Diesel turbo systems such as the ubiquitous turbocharger are "forced induction systems" which will allow an engine to put out a greater amount of horsepower without adding superfluous weight. These systems increase the available amount of air and fuel in an engine by compressing it before it enters the cylinder, which facilitates the combustion process by providing a larger amount of fuel which can be combusted with each stroke.
The Benefits of Installing a Diesel Turbocharger
Many turbochargers possess what is known as a waste gate that senses boost pressure, which allows exhaust to skip over the turbine blade, reducing necessary size of turbocharger needed to minimize lag while simultaneously preventing the blade from spinning to rapidly at higher engine speeds. The waste gate will allow the blades to slow down when pressure exceeds its safe operating limit.
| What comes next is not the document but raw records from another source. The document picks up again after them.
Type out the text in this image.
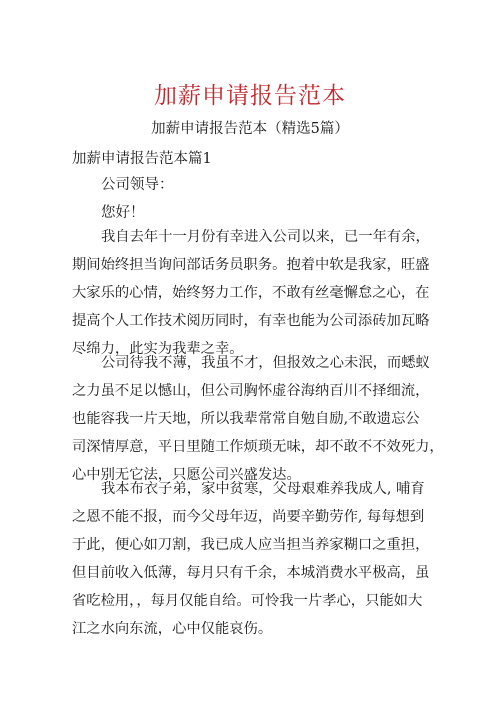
加薪申请报告范本
加薪申请报告范本（精选5篇）
加薪申请报告范本篇1
公司领导：
您好！
我自去年十一月份有幸进入公司以来，已一年有余，
期间始终担当询问部话务员职务。抱着中软是我家，旺盛
大家乐的心情，始终努力工作，不敢有丝毫懈怠之心，在
提高个人工作技术阅历同时，有幸也能为公司添砖加瓦略
尽绵力，此实为我辈之幸。
公司待我不薄，我虽不才，但报效之心未泯，而蟋蚁
之力虽不足以憾山，但公司胸怀虚谷海纳百川不择细流，
也能容我一片天地，所以我辈常常自勉自励,不敢遗忘公
司深情厚意，平日里随工作烦琐无味，却不敢不不效死力，
心中别无它法，只愿公司兴盛发达。
我本布衣子弟，家中贫寒，父母艰难养我成人, 哺育
之恩不能不报，而今父母年迈，尚要辛勤劳作, 每每想到
于此，便心如刀割，我已成人应当担当养家糊口之重担，
但目前收入低薄，每月只有千余，本城消费水平极高，虽
省吃检用，，每月仅能自给。可怜我一片孝心，只能如大
江之水向东流，心中仅能哀伤。
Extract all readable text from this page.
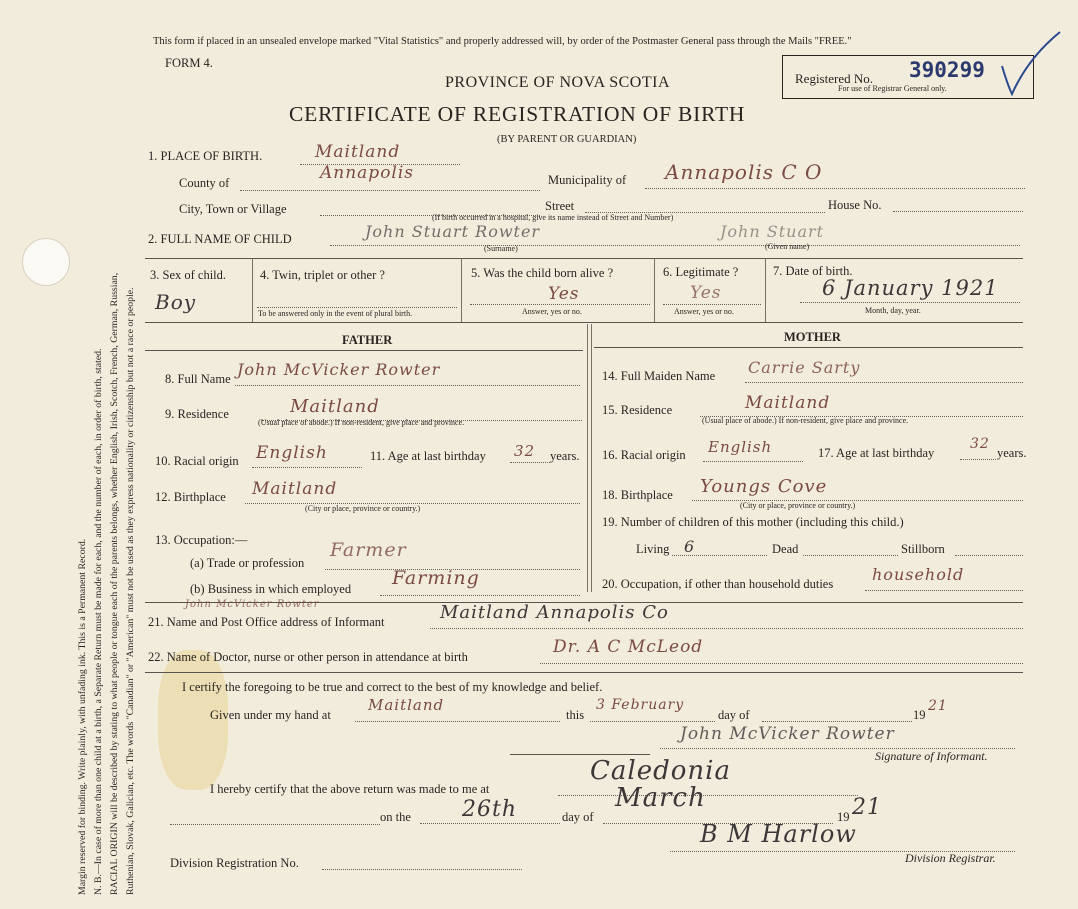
Margin reserved for binding. Write plainly, with unfading ink. This is a Permanent Record. N. B.—In case of more than one child at a birth, a Separate Return must be made for each, and the number of each, in order of birth, stated. RACIAL ORIGIN will be described by stating to what people or tongue each of the parents belongs, whether English, Irish, Scotch, French, German, Russian, Ruthenian, Slovak, Galician, etc. The words "Canadian" or "American" must not be used as they express nationality or citizenship but not a race or people.
This form if placed in an unsealed envelope marked "Vital Statistics" and properly addressed will, by order of the Postmaster General pass through the Mails "FREE."
FORM 4.
PROVINCE OF NOVA SCOTIA
CERTIFICATE OF REGISTRATION OF BIRTH
(BY PARENT OR GUARDIAN)
Registered No. 390299
For use of Registrar General only.
1. PLACE OF BIRTH.	Maitland
County of	Annapolis	Municipality of Annapolis C O
City, Town or Village	Street	House No.
(If birth occurred in a hospital, give its name instead of Street and Number)
2. FULL NAME OF CHILD	John Stuart Rowter	John Stuart
(Surname)	(Given name)
3. Sex of child.
Boy
4. Twin, triplet or other ?
To be answered only in the event of plural birth.
5. Was the child born alive ?
Yes
Answer, yes or no.
6. Legitimate ?
Yes
Answer, yes or no.
7. Date of birth.
6 January 1921
Month, day, year.
FATHER	MOTHER
8. Full Name John McVicker Rowter
9. Residence	Maitland
(Usual place of abode.) If non-resident, give place and province.
10. Racial origin English	11. Age at last birthday 32 years.
12. Birthplace Maitland
(City or place, province or country.)
13. Occupation:—
(a) Trade or profession
Farmer
(b) Business in which employed Farming
14. Full Maiden Name Carrie Sarty
15. Residence	Maitland
(Usual place of abode.) If non-resident, give place and province.
16. Racial origin English	17. Age at last birthday
32
years.
18. Birthplace Youngs Cove
(City or place, province or country.)
19. Number of children of this mother (including this child.)
Living 6	Dead	Stillborn
20. Occupation, if other than household duties household
John McVicker Rowter
21. Name and Post Office address of Informant	Maitland Annapolis Co
22. Name of Doctor, nurse or other person in attendance at birth	Dr. A C McLeod
I certify the foregoing to be true and correct to the best of my knowledge and belief.
Given under my hand at
Maitland
this
3 February
day of	19
21
John McVicker Rowter
Signature of Informant.
I hereby certify that the above return was made to me at
Caledonia
on the 26th	day of
March
19 21
B M Harlow
Division Registrar.
Division Registration No.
They even work better at high altitudes because the air is less dense, and therefore is easier to pump. Turbochargers typically use fluid or ball bearings to support the turbine shaft. These aren't just your run of the mill, every day ball bearings; they are super-precisely designed and made of the most advanced materials in order to keep up with the speed and temperature needs of turbochargers. Some engines even have two part Diesel Turbo Systems, with a turbocharger of two different sizes. The smaller one rotates more rapidly, minimizing lag, as the larger assumes the responsibilities of providing boost at high engine speeds.